Because Chabon is such a good writer, there are beautiful little phrases in these essays. My favorite is "the life I was stuck inside felt like a house on a rainy day." He also talks about writing and how he turned from a self-consciously literary admirer of Henry Miller, a "callow", "misogynistic" "little shit", into a real writer. And at the end of that essay, entitled Cosmodemonic, he says:
"We are accustomed to repeating the cliche, and to believing, that 'our most precious resource is our children.' But we have plenty of children to go around, God knows, and as with Doritos, we can always make more. The true scarcity we face is of practicing adults, of people who know how marginal, how fragile, how finite their lives and their stories and their ambitions really are but who find value in this knowledge, even a sense of strange comfort, because they know their condition is universal, is shared."

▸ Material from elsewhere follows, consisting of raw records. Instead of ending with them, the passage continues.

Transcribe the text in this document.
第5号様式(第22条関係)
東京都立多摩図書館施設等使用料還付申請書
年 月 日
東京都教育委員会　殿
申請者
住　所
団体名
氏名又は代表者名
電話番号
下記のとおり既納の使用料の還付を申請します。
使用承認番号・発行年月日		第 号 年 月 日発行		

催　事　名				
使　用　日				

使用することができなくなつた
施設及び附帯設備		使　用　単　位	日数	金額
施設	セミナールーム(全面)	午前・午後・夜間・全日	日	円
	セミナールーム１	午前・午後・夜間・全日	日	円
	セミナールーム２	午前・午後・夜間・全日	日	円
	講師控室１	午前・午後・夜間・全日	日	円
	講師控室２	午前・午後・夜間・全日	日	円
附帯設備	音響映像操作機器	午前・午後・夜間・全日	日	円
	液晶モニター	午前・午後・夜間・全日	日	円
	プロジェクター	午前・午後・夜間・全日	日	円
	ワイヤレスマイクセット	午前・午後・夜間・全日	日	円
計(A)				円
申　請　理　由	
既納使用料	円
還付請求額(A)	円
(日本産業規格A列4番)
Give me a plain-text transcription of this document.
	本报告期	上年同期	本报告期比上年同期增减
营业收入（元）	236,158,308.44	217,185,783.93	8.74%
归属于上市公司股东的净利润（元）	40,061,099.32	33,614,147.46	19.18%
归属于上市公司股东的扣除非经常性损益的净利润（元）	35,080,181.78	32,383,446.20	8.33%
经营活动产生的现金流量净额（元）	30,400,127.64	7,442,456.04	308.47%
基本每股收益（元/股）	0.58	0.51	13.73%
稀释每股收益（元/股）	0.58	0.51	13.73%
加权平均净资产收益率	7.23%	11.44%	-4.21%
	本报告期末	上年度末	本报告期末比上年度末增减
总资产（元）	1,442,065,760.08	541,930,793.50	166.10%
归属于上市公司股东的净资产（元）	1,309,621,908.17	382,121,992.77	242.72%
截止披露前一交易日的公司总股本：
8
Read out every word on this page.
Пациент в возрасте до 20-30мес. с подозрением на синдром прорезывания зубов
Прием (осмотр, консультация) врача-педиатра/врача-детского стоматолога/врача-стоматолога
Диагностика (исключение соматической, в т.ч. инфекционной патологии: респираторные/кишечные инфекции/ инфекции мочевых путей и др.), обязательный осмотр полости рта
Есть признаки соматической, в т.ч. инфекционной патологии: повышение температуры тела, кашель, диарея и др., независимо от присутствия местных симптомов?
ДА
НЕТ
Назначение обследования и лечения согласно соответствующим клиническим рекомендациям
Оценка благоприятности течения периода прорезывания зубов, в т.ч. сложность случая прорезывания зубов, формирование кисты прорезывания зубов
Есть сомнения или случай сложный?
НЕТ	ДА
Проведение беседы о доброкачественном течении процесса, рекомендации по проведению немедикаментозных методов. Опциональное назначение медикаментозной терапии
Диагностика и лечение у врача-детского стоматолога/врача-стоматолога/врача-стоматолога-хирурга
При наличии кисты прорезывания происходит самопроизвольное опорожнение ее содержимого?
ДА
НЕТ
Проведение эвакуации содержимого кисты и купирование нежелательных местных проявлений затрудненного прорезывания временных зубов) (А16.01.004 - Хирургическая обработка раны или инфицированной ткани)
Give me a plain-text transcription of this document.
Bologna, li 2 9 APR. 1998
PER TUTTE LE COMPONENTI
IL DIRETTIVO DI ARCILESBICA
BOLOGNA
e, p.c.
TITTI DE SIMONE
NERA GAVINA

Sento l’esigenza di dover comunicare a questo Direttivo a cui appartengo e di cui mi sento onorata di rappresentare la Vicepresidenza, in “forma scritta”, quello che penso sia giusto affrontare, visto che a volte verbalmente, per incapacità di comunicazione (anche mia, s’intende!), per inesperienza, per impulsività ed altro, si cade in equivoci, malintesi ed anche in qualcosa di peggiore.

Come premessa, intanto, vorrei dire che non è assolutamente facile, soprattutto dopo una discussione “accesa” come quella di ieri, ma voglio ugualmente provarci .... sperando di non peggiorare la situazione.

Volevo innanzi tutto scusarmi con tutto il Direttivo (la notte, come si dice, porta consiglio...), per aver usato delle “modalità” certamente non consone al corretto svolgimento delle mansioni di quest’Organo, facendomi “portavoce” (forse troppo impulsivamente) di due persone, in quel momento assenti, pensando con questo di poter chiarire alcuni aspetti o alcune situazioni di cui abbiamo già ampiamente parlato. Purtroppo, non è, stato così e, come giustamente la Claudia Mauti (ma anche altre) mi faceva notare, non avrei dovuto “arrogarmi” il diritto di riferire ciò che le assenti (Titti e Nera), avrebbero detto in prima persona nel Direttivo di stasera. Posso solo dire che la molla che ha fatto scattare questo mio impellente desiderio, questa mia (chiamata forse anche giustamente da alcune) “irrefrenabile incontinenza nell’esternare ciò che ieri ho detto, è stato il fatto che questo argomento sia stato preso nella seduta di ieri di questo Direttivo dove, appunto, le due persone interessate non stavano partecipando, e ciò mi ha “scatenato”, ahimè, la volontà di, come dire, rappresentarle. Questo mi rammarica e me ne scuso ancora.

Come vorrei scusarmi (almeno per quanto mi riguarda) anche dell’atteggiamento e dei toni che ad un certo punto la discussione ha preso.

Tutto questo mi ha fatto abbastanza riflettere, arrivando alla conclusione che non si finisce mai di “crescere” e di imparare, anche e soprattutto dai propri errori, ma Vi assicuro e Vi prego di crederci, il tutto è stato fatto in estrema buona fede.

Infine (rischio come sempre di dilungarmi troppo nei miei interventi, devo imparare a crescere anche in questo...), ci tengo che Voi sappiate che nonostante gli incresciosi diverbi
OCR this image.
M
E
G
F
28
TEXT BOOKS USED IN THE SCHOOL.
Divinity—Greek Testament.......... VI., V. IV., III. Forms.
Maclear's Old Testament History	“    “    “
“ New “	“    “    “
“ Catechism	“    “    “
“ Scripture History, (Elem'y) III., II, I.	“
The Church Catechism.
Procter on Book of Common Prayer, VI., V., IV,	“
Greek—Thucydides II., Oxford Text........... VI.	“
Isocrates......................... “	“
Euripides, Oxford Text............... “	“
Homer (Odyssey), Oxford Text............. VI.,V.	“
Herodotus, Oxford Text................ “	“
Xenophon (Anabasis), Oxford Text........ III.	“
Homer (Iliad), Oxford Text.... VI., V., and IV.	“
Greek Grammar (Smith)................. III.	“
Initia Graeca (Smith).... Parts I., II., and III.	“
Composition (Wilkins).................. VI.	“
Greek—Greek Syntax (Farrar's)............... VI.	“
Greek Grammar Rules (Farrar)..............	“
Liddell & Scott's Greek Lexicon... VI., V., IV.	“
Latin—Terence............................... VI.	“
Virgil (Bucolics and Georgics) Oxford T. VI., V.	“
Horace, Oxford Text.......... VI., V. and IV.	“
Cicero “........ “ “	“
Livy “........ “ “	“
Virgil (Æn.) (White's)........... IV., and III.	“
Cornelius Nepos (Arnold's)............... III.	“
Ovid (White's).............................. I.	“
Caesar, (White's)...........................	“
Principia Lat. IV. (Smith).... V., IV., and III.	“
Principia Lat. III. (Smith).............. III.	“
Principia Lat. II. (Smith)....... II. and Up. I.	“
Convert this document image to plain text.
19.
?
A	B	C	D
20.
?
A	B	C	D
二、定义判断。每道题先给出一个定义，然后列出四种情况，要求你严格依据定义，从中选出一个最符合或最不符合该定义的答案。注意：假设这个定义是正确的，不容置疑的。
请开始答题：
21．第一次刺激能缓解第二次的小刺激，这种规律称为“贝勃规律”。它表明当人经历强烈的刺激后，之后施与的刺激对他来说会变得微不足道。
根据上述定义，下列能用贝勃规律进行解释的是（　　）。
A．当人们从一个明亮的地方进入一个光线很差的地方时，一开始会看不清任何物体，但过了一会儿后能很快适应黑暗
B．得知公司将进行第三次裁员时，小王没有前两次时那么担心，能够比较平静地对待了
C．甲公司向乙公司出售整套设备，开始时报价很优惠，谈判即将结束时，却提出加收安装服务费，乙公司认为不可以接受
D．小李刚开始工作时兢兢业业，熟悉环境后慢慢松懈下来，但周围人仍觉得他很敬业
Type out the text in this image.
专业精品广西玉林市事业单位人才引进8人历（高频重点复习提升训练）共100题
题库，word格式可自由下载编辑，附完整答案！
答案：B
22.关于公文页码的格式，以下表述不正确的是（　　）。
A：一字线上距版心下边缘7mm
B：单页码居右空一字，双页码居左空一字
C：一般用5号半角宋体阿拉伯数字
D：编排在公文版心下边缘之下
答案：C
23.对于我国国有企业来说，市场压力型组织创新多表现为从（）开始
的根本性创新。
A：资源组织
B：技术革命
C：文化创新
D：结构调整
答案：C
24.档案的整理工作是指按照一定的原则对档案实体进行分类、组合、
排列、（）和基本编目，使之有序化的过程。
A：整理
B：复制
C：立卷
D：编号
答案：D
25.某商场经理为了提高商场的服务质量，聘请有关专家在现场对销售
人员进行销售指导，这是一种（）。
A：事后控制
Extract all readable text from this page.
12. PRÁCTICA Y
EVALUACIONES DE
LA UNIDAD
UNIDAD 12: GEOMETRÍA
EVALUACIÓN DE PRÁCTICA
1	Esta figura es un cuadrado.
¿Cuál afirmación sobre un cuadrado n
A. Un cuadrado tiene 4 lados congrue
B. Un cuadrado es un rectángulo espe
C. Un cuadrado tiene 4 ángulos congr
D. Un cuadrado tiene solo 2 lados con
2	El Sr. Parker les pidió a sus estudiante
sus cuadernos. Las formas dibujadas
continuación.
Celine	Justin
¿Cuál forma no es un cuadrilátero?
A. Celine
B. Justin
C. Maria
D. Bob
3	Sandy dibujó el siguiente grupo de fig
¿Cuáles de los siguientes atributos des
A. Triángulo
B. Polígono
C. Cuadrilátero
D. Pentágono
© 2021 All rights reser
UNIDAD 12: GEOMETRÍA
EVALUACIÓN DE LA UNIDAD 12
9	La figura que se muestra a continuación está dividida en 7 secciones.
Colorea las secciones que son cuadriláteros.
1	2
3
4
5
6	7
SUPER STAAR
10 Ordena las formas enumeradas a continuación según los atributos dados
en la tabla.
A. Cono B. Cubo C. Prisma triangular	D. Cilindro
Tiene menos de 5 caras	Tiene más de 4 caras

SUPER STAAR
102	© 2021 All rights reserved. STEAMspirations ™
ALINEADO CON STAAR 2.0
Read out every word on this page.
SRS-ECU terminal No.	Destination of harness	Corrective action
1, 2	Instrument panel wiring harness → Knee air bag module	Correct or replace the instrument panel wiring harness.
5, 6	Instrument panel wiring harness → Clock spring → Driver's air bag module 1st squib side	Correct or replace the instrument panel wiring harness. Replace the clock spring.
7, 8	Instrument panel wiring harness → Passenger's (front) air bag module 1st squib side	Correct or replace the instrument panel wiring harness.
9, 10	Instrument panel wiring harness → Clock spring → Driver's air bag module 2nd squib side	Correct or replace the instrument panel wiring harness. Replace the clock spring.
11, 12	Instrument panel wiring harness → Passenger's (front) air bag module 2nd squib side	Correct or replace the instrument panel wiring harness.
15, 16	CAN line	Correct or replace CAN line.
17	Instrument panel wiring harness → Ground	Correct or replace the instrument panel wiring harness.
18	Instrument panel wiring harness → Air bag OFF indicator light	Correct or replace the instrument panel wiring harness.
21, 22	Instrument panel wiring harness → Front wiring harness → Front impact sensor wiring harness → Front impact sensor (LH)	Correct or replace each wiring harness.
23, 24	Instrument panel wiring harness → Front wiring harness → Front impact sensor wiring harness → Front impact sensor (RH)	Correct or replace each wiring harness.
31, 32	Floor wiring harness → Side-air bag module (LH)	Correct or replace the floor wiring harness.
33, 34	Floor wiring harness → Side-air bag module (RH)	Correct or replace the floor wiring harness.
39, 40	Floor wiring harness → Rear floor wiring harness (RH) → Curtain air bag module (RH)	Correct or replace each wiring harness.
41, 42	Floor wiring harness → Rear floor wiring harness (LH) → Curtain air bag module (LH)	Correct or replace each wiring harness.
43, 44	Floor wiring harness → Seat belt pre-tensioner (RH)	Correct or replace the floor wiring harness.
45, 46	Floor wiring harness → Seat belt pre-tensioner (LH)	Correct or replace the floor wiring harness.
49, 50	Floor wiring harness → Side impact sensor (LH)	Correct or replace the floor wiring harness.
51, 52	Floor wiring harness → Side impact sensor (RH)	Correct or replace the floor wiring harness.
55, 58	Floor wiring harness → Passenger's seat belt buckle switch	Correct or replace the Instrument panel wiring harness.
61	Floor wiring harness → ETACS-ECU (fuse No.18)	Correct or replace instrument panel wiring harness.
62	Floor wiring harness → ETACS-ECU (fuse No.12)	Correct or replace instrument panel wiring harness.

So yeah, this is a book worth reading, and not only for men. It's for any contemplative person who wants some ideas presented in short bits, like little pieces of brain candy to pop in and suck on from time to time.

Friday, January 23, 2009

Chess Books

Walker picked chess over playing a sport this winter, so we've been driving him to chess matches and tournaments instead of indoor soccer games or swim meets. At his first tournament he won a trophy and established a U.S. Chess Federation rating of 943. I found the parent's role at the tournament to be much like the parent's role at a swim meet--you stay there to feed and encourage your young participant, and to help him figure out where he's supposed to be next and when. Actually Ron has been doing most of the care and feeding with the chess stuff, since he's a little more interested in the game than I am. (I think it's fair; I did all the swim meets a few years ago.) But I did acquiesce to Walker's repeated requests that I read the 1980's chess book about how the father of a young chess prodigy took his son all the way to the national chess championship. Entitled Searching for Bobby Fischer, it's part baby-boomer memoir of the apparently heady days in the 1970's when Fischer was up against two great Soviet players at the height of the Cold War, and part parental memoir about how it feels to raise a champion.

I was disturbed by the way the father/author, Fred Waitzkin, was so deeply invested in each chess game his son played. (One example: "Joshua's bad moves felt like little stings.") It reminded me of the parents you see at sports events who yell at their son when he misses blocking a goal, or hug each other and dance around when their kid's team wins. I'm not the first person to have an uneasy feeling around people who are obviously living out their own dreams through their children.

But I do think that if you're the parent of a child who has proven to be extraordinary in some way, you have a responsibility to provide opportunities for that child, just as the child has a responsibility to use his gifts in a way that can eventually benefit someone besides himself. And that idea of responsibility is a very interesting one when it comes to chess. As Fred Waitzkin pointed out in this book (published in 1984), playing chess is not something that gets you respect, much less money, at least in the U.S. I don't see any evidence that that's changed, despite the $4 Walker won for accurately predicting the next move on a chessboard set up to challenge the players between rounds at the tournament. (The thought did cross my mind that winning money at his very first tournament was, for Walker, a lot like winning money for her very first poem was for Eleanor when she did it in 8th grade--a misleading entry into a world that really doesn't pay that well.) In fact, Josh Waitzkin has branched out from chess in his adult life.

But for right now, Walker is immersed in chess books. He is spending all his allowance and all his Christmas money on books about things like the queen's indian and sicilian najdorf. He has a big box of books that were lent to him about a month ago, and which he has read and reread. Sometimes I wish he were getting more exercise (in their infinite wisdom, the school counselors scheduled him for gym class only during fall soccer season), but I can't complain about how much he's reading.